The present investigation was descriptive in nature and was not designed to compare the results of clinical assessment and imaging, but rather to compare two imaging modalities. Four different anatomical areas were assessed in the knee and ankle region, respectively, and three different areas in the wrist region. The objective was to investigate whether the US and MRI findings, respectively, occur in the same or in different anatomical locations. The inclusion criterion was being a child with clinically active arthritis. Patients without focal clinical symptoms were not presented to the US examiner, who was also blinded to other aspects of the children, such as clinical status and subtype. As the examinations on patients and controls were performed at different occasions and at different locations the examiner was not blinded to whether he was evaluating JIA patients or controls. Another experienced musculoskeletal radiologist analyzed all MRI images. He was blinded to the results of US examinations but, as the dates of examination were differing between the two groups, not to the respective subject category (patients or controls), which might have constituted a bias.

Another study has previously examined the role of MRI versus US in assessing knee inflammation in JIA[9], but to our knowledge, our pilot study is the first to compare results of MRI and Doppler US for the overall assessment of all aspects of JIA (i.e., considering synovial hypertrophy, synovial perfusion/enhancement, effusion, bone erosions, and bone edema). A weakness of the present study is that the US assessments and the MRI examinations, respectively, were evaluated for accuracy by only one experienced musculoskeletal radiologist. Furthermore, the discrepancies we observed between the US and MRI findings might have been related to the time span between the two examinations, as well as to the fact that most of the patients had received pharmacological treatments with a potential effect on synovitis. The US examination protocol used in our study did not include the radio-ulnar joint and hence we cannot rule out any synovitis in this area of the wrist, but MRI showed involvement of this joint in 5 out of 6 wrists examined (Table3). Accordingly, in future investigations of US examination of the wrist in JIA, we will use a revised and more appropriate scanning protocol that also includes the radio-ulnar joint.

Conclusions

Although small, this study has yielded results indicating that both MRI and US provide valuable imaging data on disease activity in various joints of children with JIA. Importantly, the two techniques seem to complement each other and give partly different information on the patients who are assessed. In JIA, as well as in adult rheumatology, US seems to provide useful imaging information that could make it an option, on many occasions, in daily clinical practice. However, it should be pointed out that the current work represents a pilot study, and thus our results need to be confirmed in a larger prospective clinical investigation.

References

  1. Filippou G, Cantarini L, Bertoldi I, Picerno V, Frediani B, Galeazzi M: Ultrasonography vs. clinical examination in children with suspected arthritis. Does it make sense to use poliarticular ultrasonographic screening?. Clin Exp Rheumatol. 2011, 29: 345-350.
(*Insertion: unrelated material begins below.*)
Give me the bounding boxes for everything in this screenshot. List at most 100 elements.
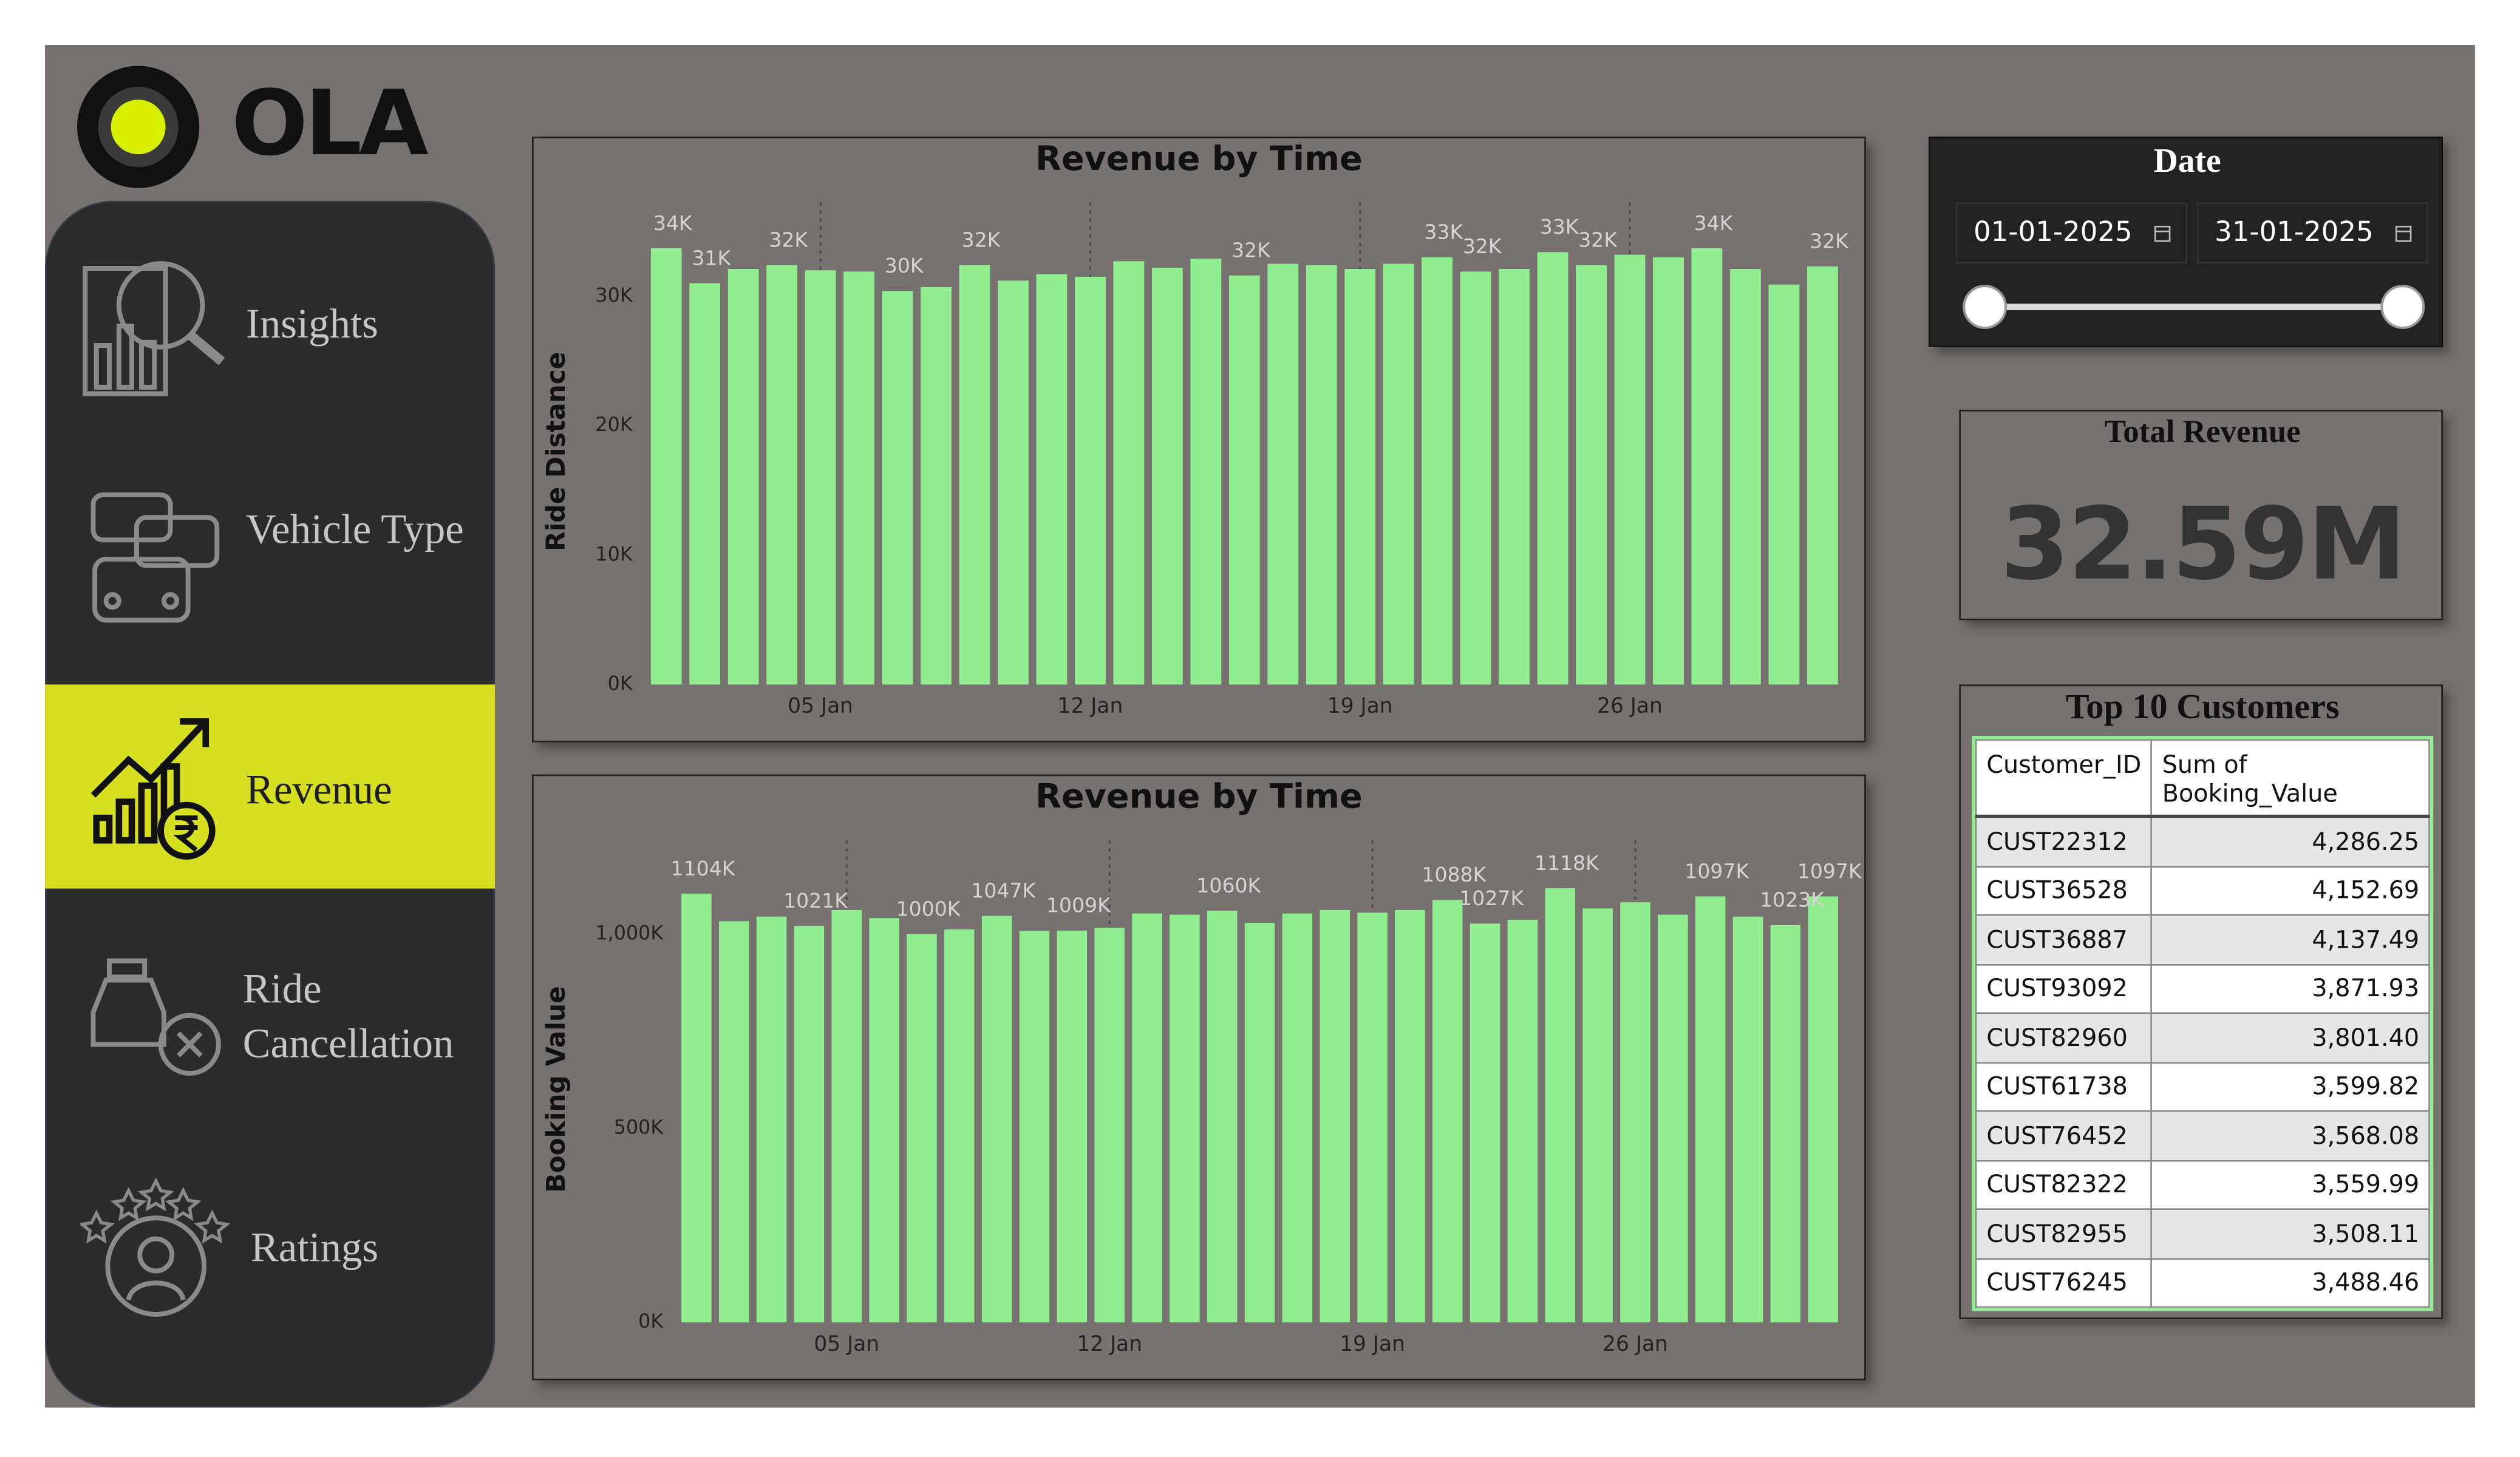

    CAS  PubMed  Google Scholar 

  2. Magni-Manzoni S, Epis O, Ravelli A, Klersy C, Veisconti C, Lanni S, Muratore V, Scire CA, Rossi S, Montecucco C: Comparison of clinical versus ultrasound-determined synovitis in juvenile idiopathic arthritis. Arthritis Rheum. 2009, 61: 1497-1504. 10.1002/art.24823.
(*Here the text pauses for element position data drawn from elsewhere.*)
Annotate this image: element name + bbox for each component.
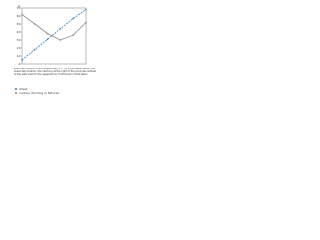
y-tick-label: 60 (17, 14, 21, 18)
series-point (59, 39, 62, 41)
plot-area (21, 7, 87, 65)
series-line (21, 14, 87, 41)
series-point (46, 38, 49, 40)
legend-label: contour forming in fixtures (19, 91, 60, 95)
legend-marker (15, 92, 17, 94)
y-tick-label: 10 (17, 54, 21, 58)
legend-label: sheet (19, 87, 28, 91)
y-tick-label: 30 (17, 38, 21, 42)
series-point (72, 17, 74, 20)
series-point (72, 34, 74, 36)
y-tick-label: 40 (17, 30, 21, 34)
y-tick-label: 50 (17, 22, 21, 26)
series-point (21, 13, 23, 16)
legend-marker (15, 88, 17, 90)
series-point (34, 48, 36, 51)
series-point (59, 28, 62, 30)
caption-box: Load deformation limits respectively a =… (14, 68, 96, 76)
caption: Load deformation limits respectively a =… (14, 68, 96, 76)
series-point (34, 23, 36, 25)
series-line (21, 9, 87, 61)
series-point (85, 8, 87, 11)
y-axis-label: φ (18, 4, 20, 8)
series-point (21, 59, 23, 61)
chart: φ Load deformation limits respectively a… (14, 4, 96, 95)
y-tick-label: 70 (17, 6, 21, 10)
series-point (85, 21, 87, 24)
y-tick-label: 0 (19, 62, 21, 66)
y-tick-label: 20 (17, 46, 21, 50)
series-point (46, 32, 49, 35)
    Article  PubMed  Google Scholar 

  3. Haslam KE, McCann LJ, Wyatt S, Wakefield RJ: The detection of subclinical synovitis by ultrasound in oligoarticular juvenile idiopathic arthritis: a pilot study. Rheumatology (Oxford). 2010, 49: 123-127. 10.1093/rheumatology/kep339.

    Article  Google Scholar 

  4. Pascoli L, Wright S, McAllister C, Rooney M: Prospective evaluation of clinical and ultrasound findings in ankle disease in juvenile idiopathic arthritis: importance of ankle ultrasound. J Rheumatol. 2010, 37: 2409-2414. 10.3899/jrheum.091262.

    Article  PubMed  Google Scholar 

  5. Guzman J, Burgos-Vargas R, Duarte-Salazar C, Gomez-Mora P: Reliability of the articular examination in children with juvenile rheumatoid arthritis: interobserver agreement and sources of disagreement. J Rheumatol. 1995, 22: 2331-2336.

    CAS  PubMed  Google Scholar 

  6. Boesen M, Ostergaard M, Cimmino MA, Kubassova O, Jensen KE, Bliddal H: MRI quantification of rheumatoid arthritis: current knowledge and future perspectives. Eur J Radiol. 2009, 71: 189-196. 10.1016/j.ejrad.2009.04.048.

    Article  PubMed  Google Scholar 

  7. Backhaus M: Ultrasound and structural changes in inflammatory arthritis: synovitis and tenosynovitis. Ann N Y Acad Sci. 2009, 1154: 139-151. 10.1111/j.1749-6632.2009.04388.x.

    Article  PubMed  Google Scholar 

  8. Prakken B, Albani S, Martini A: Juvenile idiopathic arthritis. Lancet. 2011, 377: 2138-2149. 10.1016/S0140-6736(11)60244-4.

    Article  PubMed  Google Scholar 

  9. El-Miedany YM, Housny IH, Mansour HM, Mourad HG, Mehanna AM, Megeed MA: Ultrasound versus MRI in the evaluation of juvenile idiopathic arthritis of the knee. Joint Bone Spine. 2001, 68: 222-230. 10.1016/S1297-319X(01)00269-X.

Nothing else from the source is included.